La direction divisée de la BCE alimente les spéculations
La BCE n'en est pas à son premier message ambigu, et cette fois-ci ne fait pas exception. François Villeroy de Galhau, membre du Conseil des gouverneurs, a plaidé pour la poursuite des baisses de taux, sans toutefois préciser le rythme. Il a laissé la porte ouverte à des décisions futures en fonction de l'évolution de la situation.
Isabel Schnabel, cependant, a exprimé une opinion plus tranchée en début de semaine. Elle a fait valoir que les coûts d'emprunt étaient déjà proches d'un niveau neutre, laissant entendre que de nouvelles baisses ne seraient peut-être pas aussi urgentes.
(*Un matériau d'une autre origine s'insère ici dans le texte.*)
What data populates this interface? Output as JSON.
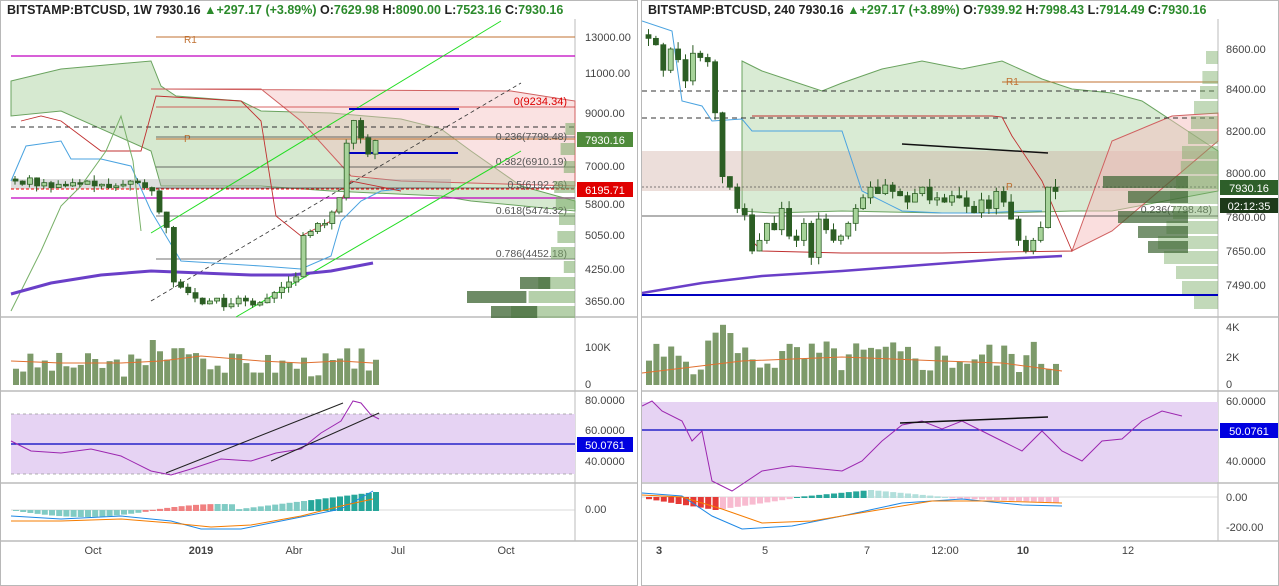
{
  "colors": {
    "up": "#2e6e2a",
    "down": "#1f5a1f",
    "upFill": "#a7d39a",
    "price": "#2e5f2a",
    "rsi": "#9c27b0",
    "rsiBand": "#e6d3f3",
    "blueLabel": "#0000e0",
    "redLabel": "#e00000",
    "fibLine": "#404040",
    "ichUp": "#c8dfc2",
    "ichDown": "#f4c9c9"
  },
  "left": {
    "header": {
      "symbol": "BITSTAMP:BTCUSD,",
      "interval": "1W",
      "last": "7930.16",
      "change": "+297.17 (+3.89%)",
      "o_label": "O:",
      "o": "7629.98",
      "h_label": "H:",
      "h": "8090.00",
      "l_label": "L:",
      "l": "7523.16",
      "c_label": "C:",
      "c": "7930.16",
      "arrow": "▲"
    },
    "price_axis": [
      "13000.00",
      "11000.00",
      "9000.00",
      "7000.00",
      "5800.00",
      "5050.00",
      "4250.00",
      "3650.00"
    ],
    "price_label": "7930.16",
    "red_label": "6195.71",
    "fib": {
      "f0": "0(9234.34)",
      "f236": "0.236(7798.48)",
      "f382": "0.382(6910.19)",
      "f5": "0.5(6192.26)",
      "f618": "0.618(5474.32)",
      "f786": "0.786(4452.18)"
    },
    "pivot_r1": "R1",
    "pivot_p": "P",
    "vol_axis": [
      "100K",
      "0"
    ],
    "rsi_axis": [
      "80.0000",
      "60.0000",
      "40.0000"
    ],
    "rsi_label": "50.0761",
    "macd_axis": [
      "0.00"
    ],
    "time_axis": [
      "Oct",
      "2019",
      "Abr",
      "Jul",
      "Oct"
    ]
  },
  "right": {
    "header": {
      "symbol": "BITSTAMP:BTCUSD,",
      "interval": "240",
      "last": "7930.16",
      "change": "+297.17 (+3.89%)",
      "o_label": "O:",
      "o": "7939.92",
      "h_label": "H:",
      "h": "7998.43",
      "l_label": "L:",
      "l": "7914.49",
      "c_label": "C:",
      "c": "7930.16",
      "arrow": "▲"
    },
    "price_axis": [
      "8600.00",
      "8400.00",
      "8200.00",
      "8000.00",
      "7800.00",
      "7650.00",
      "7490.00"
    ],
    "price_label": "7930.16",
    "timer_label": "02:12:35",
    "fib": {
      "f236": "0.236(7798.48)"
    },
    "pivot_r1": "R1",
    "pivot_p": "P",
    "vol_axis": [
      "4K",
      "2K",
      "0"
    ],
    "rsi_axis": [
      "60.0000",
      "40.0000"
    ],
    "rsi_label": "50.0761",
    "macd_axis": [
      "0.00",
      "-200.00"
    ],
    "time_axis": [
      "3",
      "5",
      "7",
      "12:00",
      "10",
      "12"
    ]
  }
}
Malgré ces divergences d'opinions, Fuzesi de JPMorgan estime que les données sont plus éloquentes que les luttes intestines. « Même si les dynamiques internes au sein du Conseil des gouverneurs peuvent parfois aboutir à des résultats difficiles à interpréter, l'évolution des données rend une baisse de 50 points de base d'autant plus pertinente en décembre », a-t-il écrit.
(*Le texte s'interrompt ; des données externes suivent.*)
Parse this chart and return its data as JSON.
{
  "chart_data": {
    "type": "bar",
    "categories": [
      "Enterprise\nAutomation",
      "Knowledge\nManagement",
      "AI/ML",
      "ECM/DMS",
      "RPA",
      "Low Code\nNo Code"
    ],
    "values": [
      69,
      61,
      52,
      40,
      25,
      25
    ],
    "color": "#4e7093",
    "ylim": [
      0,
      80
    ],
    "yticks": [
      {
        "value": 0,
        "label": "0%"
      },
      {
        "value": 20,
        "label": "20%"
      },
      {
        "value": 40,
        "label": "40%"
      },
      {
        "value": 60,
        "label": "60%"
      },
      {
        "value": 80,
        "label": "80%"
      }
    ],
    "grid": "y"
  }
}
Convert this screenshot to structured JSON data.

La prochaine décision de la BCE concernant les taux d'intérêt marquera sa quatrième baisse de l'année. Les marchés anticipent globalement une réduction plus modeste de 25 points de base, mais l'idée d'une baisse plus importante gagne du terrain. L'inflation dans la zone euro a atteint 2,3 % en novembre, repassant ainsi au-dessus de l'objectif de 2 % fixé par la BCE. L'inflation sous-jacente – hors éléments volatils comme l'énergie, l'alimentation, l'alcool et le tabac – est restée stable à 2,7 % pour le troisième mois consécutif.
La persistance de l'inflation dans les services, qui a légèrement diminué à 3,9 % contre 4 %, complexifie les calculs de la BCE. Les économistes anticipaient une inflation plus élevée en Allemagne, mais celle-ci ne s'est pas concrétisée, accentuant la pression sur les décideurs politiques pour qu'ils agissent avec détermination.
Les données économiques donnent le ton pour décembre
Le contexte économique de la zone euro est fragile. L'activité des entreprises, mesurée par l'indice PMI, continue de se contracter. Les pressions inflationnistes, bien qu'en légère hausse globale, demeurent inégales selon les secteurs. La récente progression à 2,3 %, contre 2 % en octobre, intervient après plusieurs mois de chiffres plus faibles, en partie dus à la disparition progressive de la déflation liée aux prix de l'énergie.
Malgré cela, la BCE n'opère pas en vase clos. Des facteurs externes, tels que les répercussions mondiales de la récente élection de Donald Trump à ladentdes États-Unis, ajoutent des facteurs d'incertitude. L'instauration de droits de douane pourrait paralyser les exportations européennes, compliquant davantage la tâche de la BCE. Ces risques pèseront lourdement sur les projections actualisées des services de la banque centrale, attendues juste avant sa réunion du 12 décembre.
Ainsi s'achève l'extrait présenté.